Eventually 32 of the 37 residents at Touchpoint at Chestnut were infected. Four died.

“Transmission of the infection still took place despite significant source control measures in place and widespread and ongoing testing of both residents and staff, which had been completed consistently above state and federal guidance,” Touchpoints Medical Director Dr. Leonardi Koliani said in a statement.

“While only a handful of nursing homes remain COVID-free out of more than 200, these communities remain likely without any immunity or immune response from previous infections, which may assist in the spread of the virus,” Koliani said.

ICare is now trying a new technique — rather than cohorting all of the COVID negative residents together, they are trying to pair them with residents who have already had COVID and survived. The thinking being if a resident gets COVID it won’t spread to their roommate and perhaps can be contained.

“We’re trying to see if using our recovered population can help stop the spread,” Skoczolek said. “We’ve been putting all of the naive residents together thinking it was protecting them but if the virus gets in it tears through them.”

Leung said that DPH does believe there is “a degree of protection having residents and staff who have recently recovered.”

While it’s not clear if someone who had COVID-19 and recovered is immune forever, the CDC guidelines do indicate there is some level of immunity. The guidelines now suggest that most recovered individuals would have a degree of immunity for at least three months following initial diagnosis of COVID-19.

Lucky or Good?

Liistro also owns Manchester Manor, where there have been 62 cases and 25 deaths even though his staff there and at Vernon Manor did exactly the same things to combat the virus.

“Were we just lucky at Vernon Manor or just good at keeping it out?” Liistro wondered. “We locked down our Alzheimer’s unit because we knew from other providers that once it gets into those areas it spreads quickly.”

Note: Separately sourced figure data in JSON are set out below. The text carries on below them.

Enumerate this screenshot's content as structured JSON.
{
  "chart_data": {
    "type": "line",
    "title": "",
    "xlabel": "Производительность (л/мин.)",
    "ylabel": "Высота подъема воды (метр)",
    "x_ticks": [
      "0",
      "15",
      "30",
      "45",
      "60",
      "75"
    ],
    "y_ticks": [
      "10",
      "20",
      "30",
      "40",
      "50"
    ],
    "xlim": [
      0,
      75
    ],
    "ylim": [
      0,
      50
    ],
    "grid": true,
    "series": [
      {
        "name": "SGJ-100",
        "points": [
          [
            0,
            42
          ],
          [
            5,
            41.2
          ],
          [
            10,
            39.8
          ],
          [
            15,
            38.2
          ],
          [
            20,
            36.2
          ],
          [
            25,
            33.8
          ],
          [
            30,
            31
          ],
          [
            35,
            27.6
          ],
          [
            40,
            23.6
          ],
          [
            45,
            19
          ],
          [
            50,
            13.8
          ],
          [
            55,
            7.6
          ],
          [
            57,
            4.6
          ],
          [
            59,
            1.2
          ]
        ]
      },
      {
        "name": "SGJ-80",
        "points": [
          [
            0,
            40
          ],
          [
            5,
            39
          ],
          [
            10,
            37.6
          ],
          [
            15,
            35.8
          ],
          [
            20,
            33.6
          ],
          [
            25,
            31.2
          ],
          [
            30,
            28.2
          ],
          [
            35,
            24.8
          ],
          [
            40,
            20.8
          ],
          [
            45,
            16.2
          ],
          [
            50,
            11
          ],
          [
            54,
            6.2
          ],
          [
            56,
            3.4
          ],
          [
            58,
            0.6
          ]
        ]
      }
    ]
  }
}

That’s exactly what happened at Vernon Manor.

“The whole unit all 27 were infected within one week. It just spread like wildfire,” Liistro said.

Through contact tracing he believes the virus entered Vernon Manor through a housekeeper who contracted the virus outside of the facility and was asymptomatic. She was one of the first staff members to test positive; 21 others have since then.

“I think everyone has gotten a little fatigued about COVID and there’s definitely some frustration that people have let their guard down,” Liistro said.